Don't forget the raw mango tang, and
Some pepper flakes for heat, of course.
Add a pitcherful of hope. Yes,
The whole thing. Fold in happiness,
honest love, and the expectation
That bad times and mistakes
Won't be remembered too long.
Pour into a tube and shake. Then,
Look through the other end, into
The kaleidoscope closest to what feels like you.
A million attempts in
At making something like you, I find
There is so much more to discover -
Maybe a lifetime's worth of ingredients,
Maybe even more.
How do you define ‘family’?
Having gotten used to being confined to my room while my parents wordlessly watched on TV whatever my dad had chosen for the day, to say I felt uncomfortable when my boyfriend told me we had to leave his room to have dinner with his family would be an understatement. Forced to sit down and actually talk to people instead of hiding behind a task, I found that I could be very talkative indeed. When I found myself looking forward to dinner, my heart hurt for all the dinners I would have to eat without family when I went back.
On Belonging
/I/
My parents and I were born to parents
Who told stories of a homeland left behind
In a language trickled down.
One generation’s nostalgia turned
Into another’s endless summer vacations.
Some of these tales I forget. Some I let trickle further down -
Those were the ones, I think
They told more than once.
/II/
I speak to a delivery man who hears an accent.

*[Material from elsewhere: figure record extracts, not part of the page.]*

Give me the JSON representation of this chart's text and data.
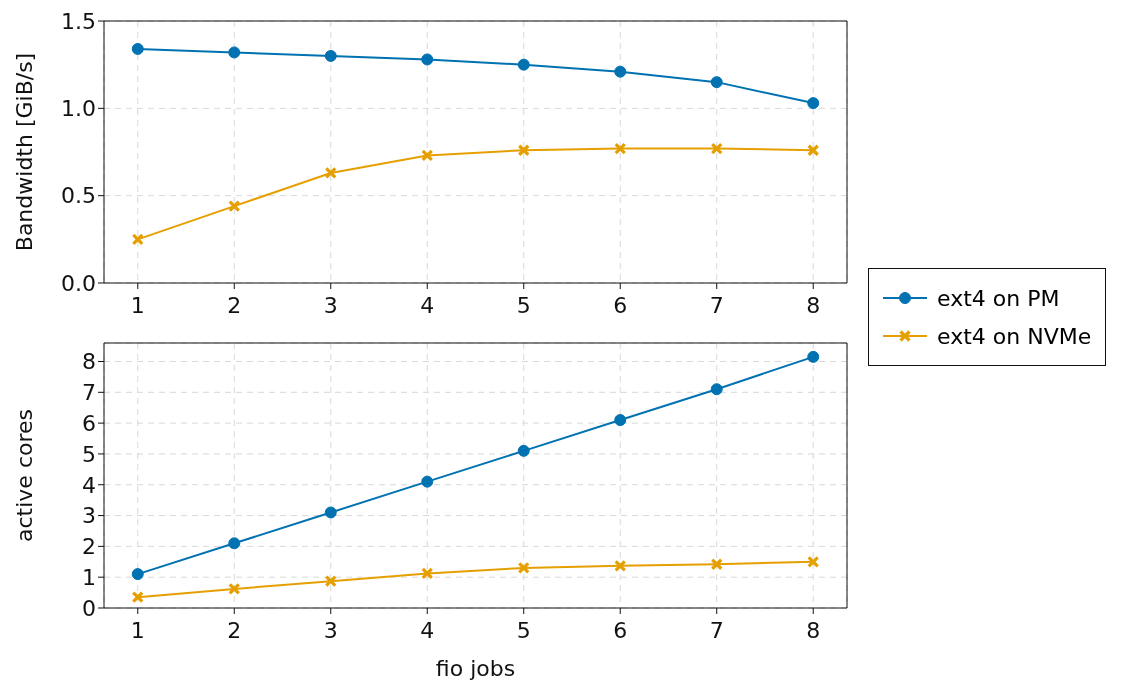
{
  "chart_data": [
    {
      "type": "line",
      "ylabel": "Bandwidth [GiB/s]",
      "x": [
        1,
        2,
        3,
        4,
        5,
        6,
        7,
        8
      ],
      "xlim": [
        0.65,
        8.35
      ],
      "xticks": [
        1,
        2,
        3,
        4,
        5,
        6,
        7,
        8
      ],
      "ylim": [
        0,
        1.5
      ],
      "yticks": [
        {
          "value": 0,
          "label": "0.0"
        },
        {
          "value": 0.5,
          "label": "0.5"
        },
        {
          "value": 1,
          "label": "1.0"
        },
        {
          "value": 1.5,
          "label": "1.5"
        }
      ],
      "grid": true,
      "legend": "right",
      "series": [
        {
          "name": "ext4 on PM",
          "color": "#0072b2",
          "marker": "circle",
          "values": [
            1.34,
            1.32,
            1.3,
            1.28,
            1.25,
            1.21,
            1.15,
            1.03
          ]
        },
        {
          "name": "ext4 on NVMe",
          "color": "#e69f00",
          "marker": "cross",
          "values": [
            0.25,
            0.44,
            0.63,
            0.73,
            0.76,
            0.77,
            0.77,
            0.76
          ]
        }
      ]
    },
    {
      "type": "line",
      "xlabel": "fio jobs",
      "ylabel": "active cores",
      "x": [
        1,
        2,
        3,
        4,
        5,
        6,
        7,
        8
      ],
      "xlim": [
        0.65,
        8.35
      ],
      "xticks": [
        1,
        2,
        3,
        4,
        5,
        6,
        7,
        8
      ],
      "ylim": [
        0,
        8.6
      ],
      "yticks": [
        0,
        1,
        2,
        3,
        4,
        5,
        6,
        7,
        8
      ],
      "grid": true,
      "series": [
        {
          "color": "#0072b2",
          "marker": "circle",
          "values": [
            1.1,
            2.1,
            3.1,
            4.1,
            5.1,
            6.1,
            7.1,
            8.15
          ]
        },
        {
          "color": "#e69f00",
          "marker": "cross",
          "values": [
            0.35,
            0.62,
            0.87,
            1.12,
            1.3,
            1.37,
            1.42,
            1.5
          ]
        }
      ]
    }
  ]
}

He tells me we share two other languages
So I needn't go to the trouble of talking to him
In what I grew up thinking was my
Mother-tongue, language of a land I’d never known.
All I’m capable of coming up with
Is an unaccented laugh.
/III/
To claim the land I grew up in as my own
Is acceptable to none. For I've belonged
Elsewhere all the time I've been here
And elsewhere when I'm there; elsewhere
All the time I speak my language,
And elsewhere all the time I try to belong.